Einer der beiden soll zudem ein paar Tage zuvor an einer Attacke auf ein Ehepaar beteiligt gewesen sein. Die 14, 15 und 17 Jahre alten Syrer hatten an einem Einkaufszentrum von einem Ehepaar den Vortritt und von der 43 Jahre alten Frau Respekt gefordert. Sie lehnte ab, dann griffen die Jugendlichen den Mann an, einer zückte ein Messer. Ein Passant schritt ein. Teils waren die Täter der Polizei bereits wegen andere Gewaltdelikte aufgefallen.
Innenminister Schröter sprach von beschämenden Vorfällen, die Konsequenzen haben müssten. „Hier findet bei mir jede Toleranz ein Ende. Alles andere kann und werde ich keinem Bürger in Cottbus erklären“, sagte Schröter. Selbst wenn es Einzelfälle sind – die Stimmung in der Stadt ist vergiftet. Die „Lausitzer Rundschau“ veröffentliche am Freitag eine Reihe von Leserbriefen. „So kann es nicht weitergehen“, stand da. Oder „Recht auf eine sichere Heimat“, „Problemasylant“. Mehr als 3000 Flüchtlinge gibt es in Cottbus – bei etwas mehr als 100 000 Einwohnern. Zu der Stimmung passt ein anderer Fall. Die Messerattacke vom Mittwoch ist durch ein Bild bei Facebook öffentlich geworden. Eine Polizist postete interne Daten. Das ist Geheimnisverrat. Nun läuft gegen ihn ein Disziplinarverfahren.

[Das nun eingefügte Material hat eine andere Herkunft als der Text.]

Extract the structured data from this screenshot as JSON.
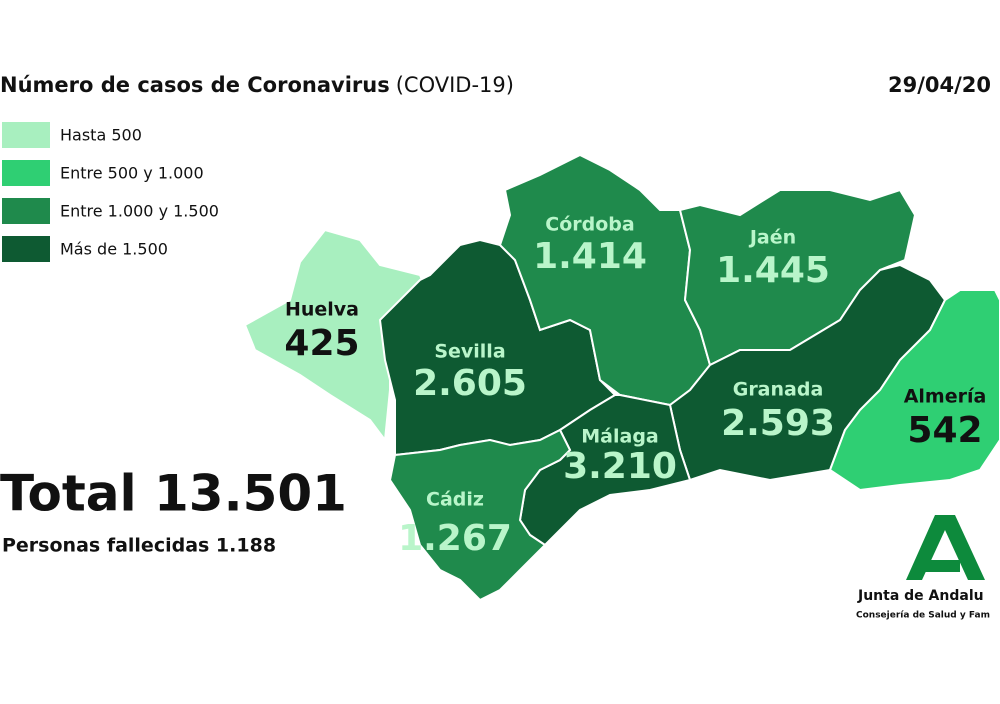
{
  "header": {
    "title": "Número de casos de Coronavirus",
    "title_note": "(COVID-19)",
    "date": "29/04/20"
  },
  "legend": [
    {
      "label": "Hasta 500",
      "color": "#a8efbf"
    },
    {
      "label": "Entre 500 y 1.000",
      "color": "#2fcf73"
    },
    {
      "label": "Entre 1.000 y 1.500",
      "color": "#1f8a4c"
    },
    {
      "label": "Más de 1.500",
      "color": "#0e5a32"
    }
  ],
  "provinces": [
    {
      "name": "Huelva",
      "value": "425",
      "color": "#a8efbf",
      "text_color": "#111111"
    },
    {
      "name": "Sevilla",
      "value": "2.605",
      "color": "#0e5a32",
      "text_color": "#b9f5ca"
    },
    {
      "name": "Córdoba",
      "value": "1.414",
      "color": "#1f8a4c",
      "text_color": "#b9f5ca"
    },
    {
      "name": "Jaén",
      "value": "1.445",
      "color": "#1f8a4c",
      "text_color": "#b9f5ca"
    },
    {
      "name": "Granada",
      "value": "2.593",
      "color": "#0e5a32",
      "text_color": "#b9f5ca"
    },
    {
      "name": "Almería",
      "value": "542",
      "color": "#2fcf73",
      "text_color": "#111111"
    },
    {
      "name": "Málaga",
      "value": "3.210",
      "color": "#0e5a32",
      "text_color": "#b9f5ca"
    },
    {
      "name": "Cádiz",
      "value": "1.267",
      "color": "#1f8a4c",
      "text_color": "#b9f5ca"
    }
  ],
  "total": {
    "label": "Total 13.501",
    "deaths": "Personas fallecidas 1.188"
  },
  "logo": {
    "name": "Junta de Andalu",
    "department": "Consejería de Salud y Fam"
  }
}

Innenminister Schröter hat nun die Polizei in Cottbus aufgestockt. Es soll mehr Streifen und Zivilfahnder geben. Das Rathaus schickt Ordnungsamtmitarbeiter hinaus, mehr Sozialarbeiter an die Schulen. Die CDU im Landtag forderte, die Landesregierung müsse die Wohnsitzauflage für Asylbewerber wieder einführen und Städte wie Cottbus finanziell besser ausstatten. Der Landtagsabgeordnete Michael Schierack sagte: „Cottbus ist durch die überproportionale Aufnahme von Flüchtlingen längst an seine Grenzen gestoßen. Gebraucht werden Wohnungen, Sozialarbeiter und Betreuer.“
Ivana Domazet vom Flüchtlingsrat Brandenburg vermisst vom Innenminister klare Worte zur rechten Gewalt. Cottbus sei in den vergangenen Jahren ein Hotspot rechter Strukturen und Angriffe auf Geflüchtete gewesen. Der Verein Opferperspektive spricht sogar von enthemmter rassistischer Gewalt. Schröter blende dies völlig aus und fische am rechten Rand, sagte Domazet. Auch Flüchtlinge seien Bürger in Cottbus, „deren Sicherheit dort immer wieder gefährdet“ sei.